Many people today are talking about the loss of our freedoms and working opportunities. Loss of financial options. Loss of trust in the government, the banking system, the schools.
And while loss is loss no matter how we cut it, those of us who lose loved ones suffer the most. And as the first anniversary of my father’s passing loomed, I found myself getting more angry, depressed and tearful.
At first, I didn’t know what to do. I thought I was past it.
I have tried so hard to be positive, to look at the loss directly by blogging and writing my upcoming books on living fully.
Yesterday, it came to me. My tears are something to be grateful for. Tears are telling me about me, the “me” I rarely look at. The “me” that was created before I really had words or the ability to think logically about the world around me. Tears were my infantile method of releasing stress. Thank God for releasing stress!
But as an adult, tears can create stress. Tears are embarrassing. Others want to help and they can bring me a glass of water, cup of tea or coffee. They can give me a shoulder to cry on. They can reassure me that everything is going to be all right. But still the tears flow.
And letting the tears flow yesterday, I remembered what I learned some months ago. It’s what to do when life gets hard. It’s Be GReaT. (BGRT.)
I noticed that there was a way I often got through my crises.

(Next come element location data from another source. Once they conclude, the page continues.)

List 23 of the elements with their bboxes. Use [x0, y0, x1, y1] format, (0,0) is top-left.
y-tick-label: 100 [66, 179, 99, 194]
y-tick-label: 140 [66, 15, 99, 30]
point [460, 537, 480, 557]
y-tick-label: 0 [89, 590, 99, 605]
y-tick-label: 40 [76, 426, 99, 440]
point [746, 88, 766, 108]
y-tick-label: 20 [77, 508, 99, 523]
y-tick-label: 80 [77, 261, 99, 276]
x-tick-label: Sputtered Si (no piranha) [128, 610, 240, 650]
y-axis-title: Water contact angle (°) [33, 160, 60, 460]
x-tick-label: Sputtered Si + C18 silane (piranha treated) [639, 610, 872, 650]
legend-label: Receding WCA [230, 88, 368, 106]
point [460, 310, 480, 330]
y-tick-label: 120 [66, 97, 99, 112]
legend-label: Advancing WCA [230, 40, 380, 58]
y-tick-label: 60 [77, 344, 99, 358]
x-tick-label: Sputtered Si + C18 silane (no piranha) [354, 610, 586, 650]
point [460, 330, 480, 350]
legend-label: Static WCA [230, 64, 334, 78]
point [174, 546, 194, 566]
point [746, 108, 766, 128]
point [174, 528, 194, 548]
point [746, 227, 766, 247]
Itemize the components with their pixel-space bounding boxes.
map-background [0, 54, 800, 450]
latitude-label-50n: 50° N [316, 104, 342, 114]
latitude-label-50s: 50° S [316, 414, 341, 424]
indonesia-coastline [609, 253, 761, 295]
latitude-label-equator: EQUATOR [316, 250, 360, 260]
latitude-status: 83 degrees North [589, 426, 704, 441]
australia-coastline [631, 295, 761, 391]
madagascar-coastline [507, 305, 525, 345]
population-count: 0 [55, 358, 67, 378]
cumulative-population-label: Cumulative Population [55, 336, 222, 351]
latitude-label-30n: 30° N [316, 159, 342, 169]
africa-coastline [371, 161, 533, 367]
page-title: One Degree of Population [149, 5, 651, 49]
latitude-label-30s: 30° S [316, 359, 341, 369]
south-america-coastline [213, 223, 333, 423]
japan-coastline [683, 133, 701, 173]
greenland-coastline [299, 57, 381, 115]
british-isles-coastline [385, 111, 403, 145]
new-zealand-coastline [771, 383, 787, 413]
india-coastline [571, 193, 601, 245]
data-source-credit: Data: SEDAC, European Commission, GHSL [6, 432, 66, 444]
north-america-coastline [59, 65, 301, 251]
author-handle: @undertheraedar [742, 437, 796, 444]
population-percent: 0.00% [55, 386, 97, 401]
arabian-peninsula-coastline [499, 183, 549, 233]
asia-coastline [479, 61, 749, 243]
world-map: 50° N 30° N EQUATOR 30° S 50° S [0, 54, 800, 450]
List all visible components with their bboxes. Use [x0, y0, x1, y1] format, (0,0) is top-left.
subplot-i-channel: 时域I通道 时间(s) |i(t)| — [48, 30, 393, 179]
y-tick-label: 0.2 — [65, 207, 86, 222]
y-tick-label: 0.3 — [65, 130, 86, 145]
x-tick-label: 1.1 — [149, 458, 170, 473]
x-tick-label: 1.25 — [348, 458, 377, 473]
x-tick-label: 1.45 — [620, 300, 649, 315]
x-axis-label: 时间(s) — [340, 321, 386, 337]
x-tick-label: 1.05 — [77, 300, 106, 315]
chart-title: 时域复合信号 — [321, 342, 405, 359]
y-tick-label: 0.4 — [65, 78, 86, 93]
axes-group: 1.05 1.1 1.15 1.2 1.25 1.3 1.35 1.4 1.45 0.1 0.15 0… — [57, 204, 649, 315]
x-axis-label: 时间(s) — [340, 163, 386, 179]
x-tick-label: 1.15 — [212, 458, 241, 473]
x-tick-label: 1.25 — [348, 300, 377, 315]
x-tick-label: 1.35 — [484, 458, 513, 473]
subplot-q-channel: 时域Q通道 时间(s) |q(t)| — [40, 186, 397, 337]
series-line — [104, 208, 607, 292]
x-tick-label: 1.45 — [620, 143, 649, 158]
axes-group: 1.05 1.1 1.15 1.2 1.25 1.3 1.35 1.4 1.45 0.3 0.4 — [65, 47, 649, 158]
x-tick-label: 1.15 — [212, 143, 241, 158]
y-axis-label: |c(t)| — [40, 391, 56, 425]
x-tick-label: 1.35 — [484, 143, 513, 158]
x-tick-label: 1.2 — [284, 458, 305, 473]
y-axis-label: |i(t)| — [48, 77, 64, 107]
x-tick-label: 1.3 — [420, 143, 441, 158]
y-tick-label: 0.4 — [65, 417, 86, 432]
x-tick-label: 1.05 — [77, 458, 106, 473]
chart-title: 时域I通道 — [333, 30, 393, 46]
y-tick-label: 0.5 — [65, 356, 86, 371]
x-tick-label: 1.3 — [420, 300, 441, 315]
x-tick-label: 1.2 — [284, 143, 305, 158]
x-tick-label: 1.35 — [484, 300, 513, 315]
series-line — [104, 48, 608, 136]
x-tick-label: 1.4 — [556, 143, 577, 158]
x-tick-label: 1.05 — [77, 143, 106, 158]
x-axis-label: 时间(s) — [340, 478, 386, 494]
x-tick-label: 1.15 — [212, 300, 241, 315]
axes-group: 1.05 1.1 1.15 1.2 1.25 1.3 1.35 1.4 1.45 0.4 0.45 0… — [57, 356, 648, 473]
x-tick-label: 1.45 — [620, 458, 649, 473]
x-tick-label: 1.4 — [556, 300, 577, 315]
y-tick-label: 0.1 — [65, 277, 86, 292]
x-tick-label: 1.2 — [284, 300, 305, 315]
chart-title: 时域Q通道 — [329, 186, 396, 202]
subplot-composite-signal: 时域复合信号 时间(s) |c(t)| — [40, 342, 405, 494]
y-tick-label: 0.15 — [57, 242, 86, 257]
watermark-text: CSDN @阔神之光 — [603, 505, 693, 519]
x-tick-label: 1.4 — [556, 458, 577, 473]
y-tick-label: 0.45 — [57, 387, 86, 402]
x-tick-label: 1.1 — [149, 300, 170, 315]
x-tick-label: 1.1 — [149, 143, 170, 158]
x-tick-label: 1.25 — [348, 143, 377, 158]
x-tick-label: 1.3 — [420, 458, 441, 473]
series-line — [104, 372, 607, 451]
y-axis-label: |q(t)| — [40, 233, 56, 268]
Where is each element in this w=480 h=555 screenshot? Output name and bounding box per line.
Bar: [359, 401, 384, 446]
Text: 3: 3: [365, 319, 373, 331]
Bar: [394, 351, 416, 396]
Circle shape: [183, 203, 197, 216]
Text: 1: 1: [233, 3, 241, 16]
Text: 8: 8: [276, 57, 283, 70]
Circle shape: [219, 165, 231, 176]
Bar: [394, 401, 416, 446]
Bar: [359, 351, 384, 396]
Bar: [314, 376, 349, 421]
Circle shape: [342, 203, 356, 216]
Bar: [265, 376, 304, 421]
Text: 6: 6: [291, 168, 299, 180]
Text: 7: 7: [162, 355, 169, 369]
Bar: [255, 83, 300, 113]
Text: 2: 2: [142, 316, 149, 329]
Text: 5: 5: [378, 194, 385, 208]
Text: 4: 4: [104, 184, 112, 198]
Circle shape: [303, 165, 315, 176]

They became more manageable with four simple steps.
1. Breathing to center into my body and allow it to relax.
2. Giving thanks and/or service to others who are in pain.
3. Reflecting on the lessons and gifts that always follow a trial.
4. Treating the problem with precise tools once those tools were identified.
But first, one might have to deal with tears. You see, this infant whose tears are flowing out of an adult’s face needs to know there is a way past the tears. In my childhood, it might have been a sweet treat, a bottle, a funny face Dad made, a kiss on the sore spot, a blanket or plush toy, or a loving affirmation.
Today, that child inside can still hurt and feel tremendous loss. Today, I want to recognize that child’s pain, frustration or fear of abandonment. I want to let it cry to relieve the stress. Then I offer a plan. He can Be GReaT. He can
Breathe and relax.
Give, taking the focus off of his anguish
Reflect on what’s coming next- it’s going to be great
Treat the problem like an empowered adult.
One step at a time, but he will get there and he will be great.